Во время нашего уединения, полного прелести и страдания для меня, Фелиция выказывала поразительное мужество. Она относилась ко мне с безграничным доверием и, считая себя моею невестой, не смущаясь и не сдерживая своих чувств, говорила о своей любви. С тех пор она уже казалась мне действительно достойной, так как была одновременно скромна и смела со мной. Она как бы дала священный обет не думать о себе до тех пор, пока будет носить траур по своему брату, и, беспрестанно говоря со мной о нашем браке, ни разу не намекнула на свое личное счастье. Она только заботилась о моем спокойствии и просила меня помочь ей в этом.

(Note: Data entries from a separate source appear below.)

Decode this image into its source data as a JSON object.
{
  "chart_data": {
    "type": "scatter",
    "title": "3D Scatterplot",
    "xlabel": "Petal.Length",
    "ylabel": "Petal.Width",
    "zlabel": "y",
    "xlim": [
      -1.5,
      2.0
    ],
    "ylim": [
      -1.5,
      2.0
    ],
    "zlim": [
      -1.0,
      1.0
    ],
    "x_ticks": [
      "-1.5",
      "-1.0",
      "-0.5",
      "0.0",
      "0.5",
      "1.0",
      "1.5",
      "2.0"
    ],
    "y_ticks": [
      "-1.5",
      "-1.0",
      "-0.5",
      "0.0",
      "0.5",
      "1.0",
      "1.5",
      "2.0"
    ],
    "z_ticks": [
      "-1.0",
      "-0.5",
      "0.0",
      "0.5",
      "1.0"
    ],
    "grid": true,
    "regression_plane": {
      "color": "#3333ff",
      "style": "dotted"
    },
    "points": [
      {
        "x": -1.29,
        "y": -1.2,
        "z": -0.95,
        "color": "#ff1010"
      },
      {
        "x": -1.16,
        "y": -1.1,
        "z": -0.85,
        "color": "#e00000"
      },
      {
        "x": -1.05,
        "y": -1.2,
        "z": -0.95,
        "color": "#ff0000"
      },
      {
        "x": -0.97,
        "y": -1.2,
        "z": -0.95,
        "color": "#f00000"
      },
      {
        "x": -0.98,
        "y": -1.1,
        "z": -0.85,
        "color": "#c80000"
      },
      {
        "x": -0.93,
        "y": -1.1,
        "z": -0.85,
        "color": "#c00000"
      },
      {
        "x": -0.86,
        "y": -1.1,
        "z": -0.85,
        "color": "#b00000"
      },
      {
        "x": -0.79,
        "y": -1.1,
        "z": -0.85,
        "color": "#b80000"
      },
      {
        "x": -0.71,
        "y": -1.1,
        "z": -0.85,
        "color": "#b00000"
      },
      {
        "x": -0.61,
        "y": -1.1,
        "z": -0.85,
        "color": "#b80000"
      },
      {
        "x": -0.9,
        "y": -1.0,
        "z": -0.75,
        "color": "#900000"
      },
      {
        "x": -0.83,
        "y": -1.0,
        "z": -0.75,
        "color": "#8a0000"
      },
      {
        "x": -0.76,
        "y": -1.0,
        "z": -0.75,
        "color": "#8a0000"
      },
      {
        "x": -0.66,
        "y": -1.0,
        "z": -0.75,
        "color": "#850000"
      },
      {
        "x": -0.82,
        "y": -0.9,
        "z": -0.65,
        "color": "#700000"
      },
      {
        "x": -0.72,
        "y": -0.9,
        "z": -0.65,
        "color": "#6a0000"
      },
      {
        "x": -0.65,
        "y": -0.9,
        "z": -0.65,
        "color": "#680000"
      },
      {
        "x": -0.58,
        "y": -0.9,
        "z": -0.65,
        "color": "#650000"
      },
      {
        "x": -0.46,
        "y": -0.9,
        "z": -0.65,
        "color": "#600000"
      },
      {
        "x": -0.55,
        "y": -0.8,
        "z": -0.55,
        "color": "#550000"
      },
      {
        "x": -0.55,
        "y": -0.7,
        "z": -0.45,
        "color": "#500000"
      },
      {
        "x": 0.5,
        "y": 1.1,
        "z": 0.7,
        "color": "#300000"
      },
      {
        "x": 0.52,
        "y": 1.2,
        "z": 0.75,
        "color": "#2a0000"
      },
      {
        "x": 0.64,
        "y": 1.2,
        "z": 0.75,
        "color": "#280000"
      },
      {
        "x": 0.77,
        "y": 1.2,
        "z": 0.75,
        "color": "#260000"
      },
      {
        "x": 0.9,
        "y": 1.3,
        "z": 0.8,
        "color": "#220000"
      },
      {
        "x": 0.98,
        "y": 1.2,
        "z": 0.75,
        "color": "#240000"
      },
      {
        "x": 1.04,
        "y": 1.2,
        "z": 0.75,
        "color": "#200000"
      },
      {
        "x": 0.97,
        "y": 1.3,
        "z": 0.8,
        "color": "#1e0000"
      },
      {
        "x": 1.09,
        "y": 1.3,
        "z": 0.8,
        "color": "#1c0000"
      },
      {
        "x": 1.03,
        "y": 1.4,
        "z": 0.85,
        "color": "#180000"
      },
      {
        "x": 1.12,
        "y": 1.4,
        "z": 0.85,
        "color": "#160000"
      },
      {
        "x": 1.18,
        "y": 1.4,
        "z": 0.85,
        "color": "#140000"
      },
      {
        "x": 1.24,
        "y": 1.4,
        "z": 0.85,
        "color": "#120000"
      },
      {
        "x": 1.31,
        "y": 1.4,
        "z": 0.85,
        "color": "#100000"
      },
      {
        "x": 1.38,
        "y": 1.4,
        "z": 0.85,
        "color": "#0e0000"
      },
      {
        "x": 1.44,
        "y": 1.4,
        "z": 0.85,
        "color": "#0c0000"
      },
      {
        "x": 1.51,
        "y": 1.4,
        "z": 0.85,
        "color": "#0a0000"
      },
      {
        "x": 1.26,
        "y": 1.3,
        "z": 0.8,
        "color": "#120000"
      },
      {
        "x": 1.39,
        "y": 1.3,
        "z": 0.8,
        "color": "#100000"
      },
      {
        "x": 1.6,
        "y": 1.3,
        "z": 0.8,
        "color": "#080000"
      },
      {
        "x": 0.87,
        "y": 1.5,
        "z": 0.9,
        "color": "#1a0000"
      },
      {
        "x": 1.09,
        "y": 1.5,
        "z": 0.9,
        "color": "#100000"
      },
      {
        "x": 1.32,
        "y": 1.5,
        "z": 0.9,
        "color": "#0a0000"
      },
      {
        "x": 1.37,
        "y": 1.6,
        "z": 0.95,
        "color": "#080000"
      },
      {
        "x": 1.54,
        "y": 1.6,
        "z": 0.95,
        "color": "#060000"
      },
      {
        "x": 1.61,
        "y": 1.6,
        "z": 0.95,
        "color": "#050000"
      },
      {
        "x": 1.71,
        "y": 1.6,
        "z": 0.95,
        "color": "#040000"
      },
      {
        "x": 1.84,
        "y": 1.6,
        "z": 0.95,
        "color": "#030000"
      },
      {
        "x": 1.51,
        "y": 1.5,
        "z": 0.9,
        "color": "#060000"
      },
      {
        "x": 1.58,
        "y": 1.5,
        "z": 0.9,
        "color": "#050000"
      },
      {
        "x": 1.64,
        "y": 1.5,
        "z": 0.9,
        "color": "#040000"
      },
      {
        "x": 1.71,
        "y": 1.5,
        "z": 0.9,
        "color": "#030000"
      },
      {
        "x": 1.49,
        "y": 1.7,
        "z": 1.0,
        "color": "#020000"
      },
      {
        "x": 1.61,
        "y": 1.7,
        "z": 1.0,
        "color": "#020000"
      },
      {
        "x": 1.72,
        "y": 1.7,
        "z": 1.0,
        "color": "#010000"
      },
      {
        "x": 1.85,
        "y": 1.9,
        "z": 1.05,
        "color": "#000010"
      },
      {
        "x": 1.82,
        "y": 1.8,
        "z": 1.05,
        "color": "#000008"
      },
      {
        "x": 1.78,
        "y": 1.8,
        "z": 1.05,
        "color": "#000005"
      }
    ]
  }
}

— Я стою ниже вас во всех отношениях и потому ни за что на свете не хотела бы принадлежать вам до тех пор, пока вы не исправите меня. Я обладаю способностями и волей; научите же меня всему, чего я не знаю, вразумите меня, просветите мои мысли, заставьте меня понять то, что занимает вас, дайте мне возможность беседовать с вами, интересоваться тем, чем интересуетесь вы, и вполне понять вас и самое себя. Вы когда-то бранили меня, но, прошу вас, более не огорчайте меня так. Не удивляйтесь моему невежеству и моим странностям, но постарайтесь меня избавить от них, я вас уверяю, что это будет очень легко.